Tu quitteras ton père et ta mère PDF

Une civilisation qui choisit de fermer les tu quitteras ton père et ta mère PDF à ses problèmes les plus cruciaux est une civilisation atteinte. Une civilisation qui ruse avec ses principes est une civilisation moribonde. Il parait que c’est la constatation que se confient tout bas les stratèges américains.


Cet ouvrage pose la question des fondements psychiques et anthropologiques de la famille.
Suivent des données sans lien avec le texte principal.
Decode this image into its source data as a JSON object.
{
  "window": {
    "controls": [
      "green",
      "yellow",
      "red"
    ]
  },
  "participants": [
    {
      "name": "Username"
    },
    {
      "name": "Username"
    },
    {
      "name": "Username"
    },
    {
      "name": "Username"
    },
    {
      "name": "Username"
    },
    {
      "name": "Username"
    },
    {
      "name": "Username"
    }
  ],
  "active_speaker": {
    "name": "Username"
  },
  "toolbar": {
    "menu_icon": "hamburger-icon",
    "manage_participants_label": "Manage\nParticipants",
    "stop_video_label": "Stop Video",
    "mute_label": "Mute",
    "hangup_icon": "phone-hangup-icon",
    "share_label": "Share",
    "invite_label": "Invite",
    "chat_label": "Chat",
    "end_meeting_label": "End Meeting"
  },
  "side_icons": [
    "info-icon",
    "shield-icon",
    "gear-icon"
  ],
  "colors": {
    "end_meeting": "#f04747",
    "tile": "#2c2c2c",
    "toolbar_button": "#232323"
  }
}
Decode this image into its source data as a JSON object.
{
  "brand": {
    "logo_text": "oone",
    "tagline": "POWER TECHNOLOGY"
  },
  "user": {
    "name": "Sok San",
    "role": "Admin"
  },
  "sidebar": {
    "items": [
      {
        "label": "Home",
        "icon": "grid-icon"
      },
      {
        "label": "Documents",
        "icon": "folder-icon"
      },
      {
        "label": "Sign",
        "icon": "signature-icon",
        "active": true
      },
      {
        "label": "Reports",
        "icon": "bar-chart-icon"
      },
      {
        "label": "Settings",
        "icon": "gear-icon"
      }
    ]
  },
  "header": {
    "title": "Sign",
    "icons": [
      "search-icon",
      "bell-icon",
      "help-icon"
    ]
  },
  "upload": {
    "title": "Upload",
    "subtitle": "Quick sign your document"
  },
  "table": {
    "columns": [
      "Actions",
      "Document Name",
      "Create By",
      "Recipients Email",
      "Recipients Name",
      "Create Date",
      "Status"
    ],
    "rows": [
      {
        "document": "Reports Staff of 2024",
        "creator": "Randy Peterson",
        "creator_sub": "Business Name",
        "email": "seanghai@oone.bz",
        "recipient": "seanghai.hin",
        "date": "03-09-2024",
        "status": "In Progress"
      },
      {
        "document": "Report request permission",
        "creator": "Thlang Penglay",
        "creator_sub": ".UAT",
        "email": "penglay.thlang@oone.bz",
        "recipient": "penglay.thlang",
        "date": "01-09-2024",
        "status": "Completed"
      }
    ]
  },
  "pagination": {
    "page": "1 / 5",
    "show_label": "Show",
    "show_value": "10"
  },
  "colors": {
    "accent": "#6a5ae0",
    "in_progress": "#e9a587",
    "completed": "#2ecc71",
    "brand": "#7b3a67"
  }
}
Sur quoi, en effet, se construit la famille ? Est-ce sur l’interdit de l’inceste commun à tous les modèles de société ? Sur le libre choix de son partenaire ? Sur l’élaboration d’une conjugalité plus ou moins affranchie de la reconnaissance légale ? Sur l’expérience d’une parenté, qu’elle soit ou non biologique ? Dans cet essai très accessible, Philippe Julien interroge la famille moderne et les bouleversements dont elle est l’objet. Il fait ainsi émerger les principaux enjeux du débat : pourquoi faut-il quitter son père et sa mère ? Qu’est-ce que devenir parent à son tour ? A quelles conditions la transmission intergénérationnelle peut-elle s’effectuer ?

En soi cela n’est pas grave. Le grave est que « l’Europe » est moralement, spirituellement indéfendable. Et aujourd’hui il se trouve que ce ne sont pas seulement les masses européennes qui incriminent, mais que l’acte d’accusation est proféré sur le plan mondial par des dizaines et des dizaines de millions d’hommes qui, du fond de l’esclavage, s’érigent en juges. On peut tuer en Indochine, torturer à Madagascar, emprisonner en Afrique Noire, sévir aux Antilles.

Les colonisés savent désormais qu’ils ont sur les colonialistes un avantage. Ils savent que leurs « maîtres » provisoires mentent. Donc que leurs maîtres sont faibles. Et puisque aujourd’hui il m’est demandé de parler de la colonisation et de la civilisation, allons droit au mensonge principal à partir duquel prolifèrent tous les autres. La malédiction la plus commune en cette matière est d’être la dupe de bonne foi d’une hypocrisie collective, habile à mal poser les problèmes pour mieux légitimer les odieuses solutions qu’on leur apporte. Cela revient à dire que l’essentiel est ici de voir clair, de penser clair, entendre dangereusement, de répondre clair à l’innocente question initiale : qu’est-ce en son principe que la colonisation ? Mais alors, je pose la question suivante : la colonisation a-t-elle vraiment mis en contact ?

Et alors, un beau jour, la bourgeoisie est réveillée par un formidable choc en retour : les gestapos s’affairent, les prisons s’emplissent, les tortionnaires inventent, raffinent, discutent autour des chevalets. Et c’est là le grand reproche que j’adresse au pseudo-humanisme : d’avoir trop longtemps rapetissé les droits de l’homme, d’en avoir eu, d’en avoir encore une conception étroite et parcellaire, partielle et partiale et, tout compte fait, sordidement raciste. C’est qu’il le mérite : il permet de voir gros et de saisir que la société capitaliste, à son stade actuel, est incapable de fonder un droit des gens, comme elle s’avère impuissante à fonder une morale individuelle. Qu’on le veuille ou non : au bout du cul-de-sac Europe, je veux dire l’Europe d’Adenauer, de Schuman, Bidault et quelques autres, il y a Hitler.

Au bout du capitalisme, désireux de se survivre, il y a Hitler. Et, dès lors, une de ses phrases s’impose à moi : « Nous aspirons, non pas à l’égalité, mais à la domination. Le pays de race étrangère devra redevenir un pays de serfs, de journaliers agricoles ou de travailleurs industriels. Il ne s’agit pas de supprimer les inégalités parmi les hommes, mais de les amplifier et d’en faire une loi. Cela sonne net, hautain, brutal, et nous installe en pleine sauvagerie hurlante.